The bond to which Finance Minister Edward Scicluna referred in his notorious address to a European Parliament committee in December is not a bond at all. Foreigners wanting a Maltese passport are not required to purchase property here; they can simply rent a place at a rate which is much cheaper than the minimum that has been established for buying property.

So while the government is boasting of having raised the threshold to €1.15 million for a passport, technically, buyers can get hold of a passport for much less – they can opt for €80,000 in rental expenses over five years rather than the €350,000 minimum established in the scheme to buy property.

It is easy to predict that anyone interested will go for the cheaper option, and although the Malta Developers Association was quick to publicly come out to praise the scheme (no surprise there: developers and property owners stand to be the ones who benefit most from this), their profits will certainly be much lower than they are expecting.

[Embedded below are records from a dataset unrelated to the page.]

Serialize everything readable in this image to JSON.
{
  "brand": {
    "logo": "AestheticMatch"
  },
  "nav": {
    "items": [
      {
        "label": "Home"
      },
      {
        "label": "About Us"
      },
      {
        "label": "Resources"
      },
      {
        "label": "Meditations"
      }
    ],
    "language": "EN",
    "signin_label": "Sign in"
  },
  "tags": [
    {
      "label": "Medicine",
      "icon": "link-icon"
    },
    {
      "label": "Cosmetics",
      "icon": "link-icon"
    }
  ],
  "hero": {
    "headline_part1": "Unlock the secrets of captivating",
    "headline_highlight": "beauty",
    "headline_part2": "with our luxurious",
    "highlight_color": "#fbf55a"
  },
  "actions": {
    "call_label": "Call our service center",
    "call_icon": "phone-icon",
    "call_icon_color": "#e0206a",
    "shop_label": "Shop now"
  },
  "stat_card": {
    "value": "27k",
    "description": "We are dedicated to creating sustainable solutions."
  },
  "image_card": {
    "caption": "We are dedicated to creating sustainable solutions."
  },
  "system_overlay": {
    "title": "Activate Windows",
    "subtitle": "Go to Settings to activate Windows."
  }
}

One other issue that the government has so far failed to explain clearly is the 1,800 capping it has established. The scheme as proposed allows buyers to purchase a passport for €650,000 plus property/property rent/shares but they can also get a passport for an unspecified number of relatives at a much cheaper rate – and this, of course, without the extra passport holders needing to make their own investment (can it be called such if it is just rent?) in property or financial instruments.

Now, the question is, will the additional passports sold to relatives be part of the 1,800 limit? Or is the 1,800 cap referring only to the single passports that are linked also to property and shares? If it is the latter – and my suspicions are that it is – the 1,800 passports “available” will actually mean many more than that.

There are two other considerations on the limit imposed. Firstly, the capping of the scheme at 1,800 individual passports is a decision that gives the game away regarding the government’s intentions. It wants to make money, and wants to make it immediately. It is the only idea it has come up with to boost the economy since taking over the country’s administration. But, then, what’s to stop the government from extending the scheme, once the 1,800 figure is reached?

Secondly, my reading of it is that the government established a limit to appear to be making a concession and perhaps rebut accusations that it wanted to flood Europe with non-Maltese people holding Maltese/European passports. But what it failed to see is that even by selling one, just one, passport in this way it will annihilate the value of being Maltese and all that is associated with it.

When a price-tag is put on something that is inestimable it becomes worthless.